|
Monday, 20 April 2009 20:49 |
|
We have a high traffic site that is getting a lot of hits per day. Its a very dynamic site which has a lot of overhead on the system.
We have several servers running the site (web servers, storage servers, DB servers) and all is setup ok, but at times the site crashes for no apparent reason.
We've setup a lot of tracking and analysis but still cannot understand why the site mysteriously locks up. Basically it seems that the web servers run out of RAM, then it starts swapping. When it starts swapping, the server crashes which redirects the load to the remaining webservers (hardware loadbalance). This puts more load on the others and then these other ones crash...creating a snowball effect.

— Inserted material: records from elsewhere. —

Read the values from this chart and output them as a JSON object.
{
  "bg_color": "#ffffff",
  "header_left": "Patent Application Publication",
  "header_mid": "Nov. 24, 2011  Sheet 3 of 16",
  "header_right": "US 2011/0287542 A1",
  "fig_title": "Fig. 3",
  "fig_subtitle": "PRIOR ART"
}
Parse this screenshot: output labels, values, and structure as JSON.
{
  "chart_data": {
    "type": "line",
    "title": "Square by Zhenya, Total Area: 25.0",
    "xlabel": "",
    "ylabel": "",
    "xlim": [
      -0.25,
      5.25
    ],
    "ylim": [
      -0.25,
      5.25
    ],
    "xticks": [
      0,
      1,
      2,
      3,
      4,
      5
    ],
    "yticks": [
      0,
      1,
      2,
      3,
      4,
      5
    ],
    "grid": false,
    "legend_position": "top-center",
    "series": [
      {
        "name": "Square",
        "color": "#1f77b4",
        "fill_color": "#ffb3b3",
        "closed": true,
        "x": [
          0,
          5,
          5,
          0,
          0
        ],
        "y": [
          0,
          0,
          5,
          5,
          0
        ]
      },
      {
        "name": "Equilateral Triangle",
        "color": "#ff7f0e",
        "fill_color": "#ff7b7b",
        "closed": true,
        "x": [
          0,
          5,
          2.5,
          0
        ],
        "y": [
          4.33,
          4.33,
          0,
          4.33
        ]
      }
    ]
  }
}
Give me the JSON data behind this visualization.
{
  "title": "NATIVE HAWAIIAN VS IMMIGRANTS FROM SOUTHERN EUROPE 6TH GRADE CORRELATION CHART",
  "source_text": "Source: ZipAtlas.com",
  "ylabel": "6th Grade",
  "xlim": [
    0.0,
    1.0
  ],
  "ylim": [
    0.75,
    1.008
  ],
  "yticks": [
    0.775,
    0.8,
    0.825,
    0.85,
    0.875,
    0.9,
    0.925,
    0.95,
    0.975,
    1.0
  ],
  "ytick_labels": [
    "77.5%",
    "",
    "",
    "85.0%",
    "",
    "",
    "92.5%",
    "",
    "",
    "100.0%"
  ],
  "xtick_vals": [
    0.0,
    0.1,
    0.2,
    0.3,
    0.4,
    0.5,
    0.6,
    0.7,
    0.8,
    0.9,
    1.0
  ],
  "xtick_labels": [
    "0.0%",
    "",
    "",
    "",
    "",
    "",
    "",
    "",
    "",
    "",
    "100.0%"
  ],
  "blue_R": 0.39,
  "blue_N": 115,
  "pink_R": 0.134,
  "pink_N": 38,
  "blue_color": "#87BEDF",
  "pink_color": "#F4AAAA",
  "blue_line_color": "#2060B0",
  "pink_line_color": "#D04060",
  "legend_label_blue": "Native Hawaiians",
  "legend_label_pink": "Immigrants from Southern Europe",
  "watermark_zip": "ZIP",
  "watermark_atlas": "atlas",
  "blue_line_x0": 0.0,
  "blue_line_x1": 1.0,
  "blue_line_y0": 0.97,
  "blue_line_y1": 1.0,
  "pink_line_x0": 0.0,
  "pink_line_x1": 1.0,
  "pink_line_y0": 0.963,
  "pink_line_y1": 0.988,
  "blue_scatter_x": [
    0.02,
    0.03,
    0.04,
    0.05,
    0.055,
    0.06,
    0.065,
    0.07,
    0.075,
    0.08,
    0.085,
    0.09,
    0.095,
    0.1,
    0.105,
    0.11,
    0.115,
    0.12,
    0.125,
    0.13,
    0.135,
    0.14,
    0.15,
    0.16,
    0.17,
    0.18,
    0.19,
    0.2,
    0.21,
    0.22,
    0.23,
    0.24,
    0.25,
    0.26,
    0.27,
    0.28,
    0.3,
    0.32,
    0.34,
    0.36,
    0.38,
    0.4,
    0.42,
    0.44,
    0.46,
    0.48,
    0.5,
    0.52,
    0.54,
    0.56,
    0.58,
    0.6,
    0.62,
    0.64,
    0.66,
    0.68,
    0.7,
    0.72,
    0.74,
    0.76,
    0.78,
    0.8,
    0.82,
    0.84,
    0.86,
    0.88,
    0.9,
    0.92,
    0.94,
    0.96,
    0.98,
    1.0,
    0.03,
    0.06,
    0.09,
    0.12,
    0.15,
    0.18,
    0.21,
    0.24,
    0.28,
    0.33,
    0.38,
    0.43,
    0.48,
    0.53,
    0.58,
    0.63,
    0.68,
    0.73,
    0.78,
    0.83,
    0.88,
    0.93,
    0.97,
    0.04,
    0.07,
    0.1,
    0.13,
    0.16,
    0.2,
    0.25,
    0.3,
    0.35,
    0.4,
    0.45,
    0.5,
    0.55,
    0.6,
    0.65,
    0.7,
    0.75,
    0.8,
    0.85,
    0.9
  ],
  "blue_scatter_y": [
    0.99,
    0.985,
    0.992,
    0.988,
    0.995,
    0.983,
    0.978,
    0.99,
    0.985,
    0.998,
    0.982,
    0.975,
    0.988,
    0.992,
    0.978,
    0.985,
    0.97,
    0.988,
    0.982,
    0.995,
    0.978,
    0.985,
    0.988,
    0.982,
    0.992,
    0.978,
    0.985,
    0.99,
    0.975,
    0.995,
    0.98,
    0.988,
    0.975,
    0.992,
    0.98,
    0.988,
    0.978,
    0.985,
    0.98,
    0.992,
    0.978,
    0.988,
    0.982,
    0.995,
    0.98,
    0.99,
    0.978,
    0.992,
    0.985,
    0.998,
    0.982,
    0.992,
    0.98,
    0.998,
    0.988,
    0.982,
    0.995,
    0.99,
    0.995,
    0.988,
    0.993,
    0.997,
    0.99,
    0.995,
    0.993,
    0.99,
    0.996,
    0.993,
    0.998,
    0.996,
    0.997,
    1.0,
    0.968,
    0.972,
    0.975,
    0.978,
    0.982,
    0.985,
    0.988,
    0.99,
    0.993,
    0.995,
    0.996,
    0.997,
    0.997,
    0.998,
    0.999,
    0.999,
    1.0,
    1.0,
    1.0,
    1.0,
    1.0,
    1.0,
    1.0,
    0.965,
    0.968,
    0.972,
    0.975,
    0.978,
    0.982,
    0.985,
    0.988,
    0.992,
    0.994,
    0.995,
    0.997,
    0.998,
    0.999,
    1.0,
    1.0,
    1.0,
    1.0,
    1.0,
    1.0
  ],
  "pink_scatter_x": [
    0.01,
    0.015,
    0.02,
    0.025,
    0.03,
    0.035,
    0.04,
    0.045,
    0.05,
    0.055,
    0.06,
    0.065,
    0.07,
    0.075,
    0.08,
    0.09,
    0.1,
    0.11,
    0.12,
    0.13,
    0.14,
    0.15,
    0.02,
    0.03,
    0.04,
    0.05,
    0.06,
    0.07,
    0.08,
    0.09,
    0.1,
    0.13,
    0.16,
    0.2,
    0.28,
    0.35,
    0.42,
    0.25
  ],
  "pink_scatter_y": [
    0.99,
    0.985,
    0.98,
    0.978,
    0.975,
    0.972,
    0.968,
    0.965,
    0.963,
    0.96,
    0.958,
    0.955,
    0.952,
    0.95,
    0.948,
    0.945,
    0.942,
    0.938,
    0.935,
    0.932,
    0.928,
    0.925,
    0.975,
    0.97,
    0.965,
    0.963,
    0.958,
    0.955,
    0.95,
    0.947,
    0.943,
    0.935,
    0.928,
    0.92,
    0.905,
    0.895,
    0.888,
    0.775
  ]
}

We have many servers with lots of ram...before we go out and stuff them with even more ram, I want someone that is very skilled in system administration to be able to look at our system and understand exactly whats going on, understand why the site is crashing (the true exact reason), and what the solution is. Also need to optimize where possible (near-future plans include installing liteapache for service images...things like this)
We are running on Linux servers (some RHEL5 and others Fedora)
All are AMD64
Apache 2.2.X
MySQL
PHP5
This is mainly a bid for consultation services. We just need to know what is going on and I cannot afford to have the main people in the company waste any more time trying to figure out the problems themselves.
|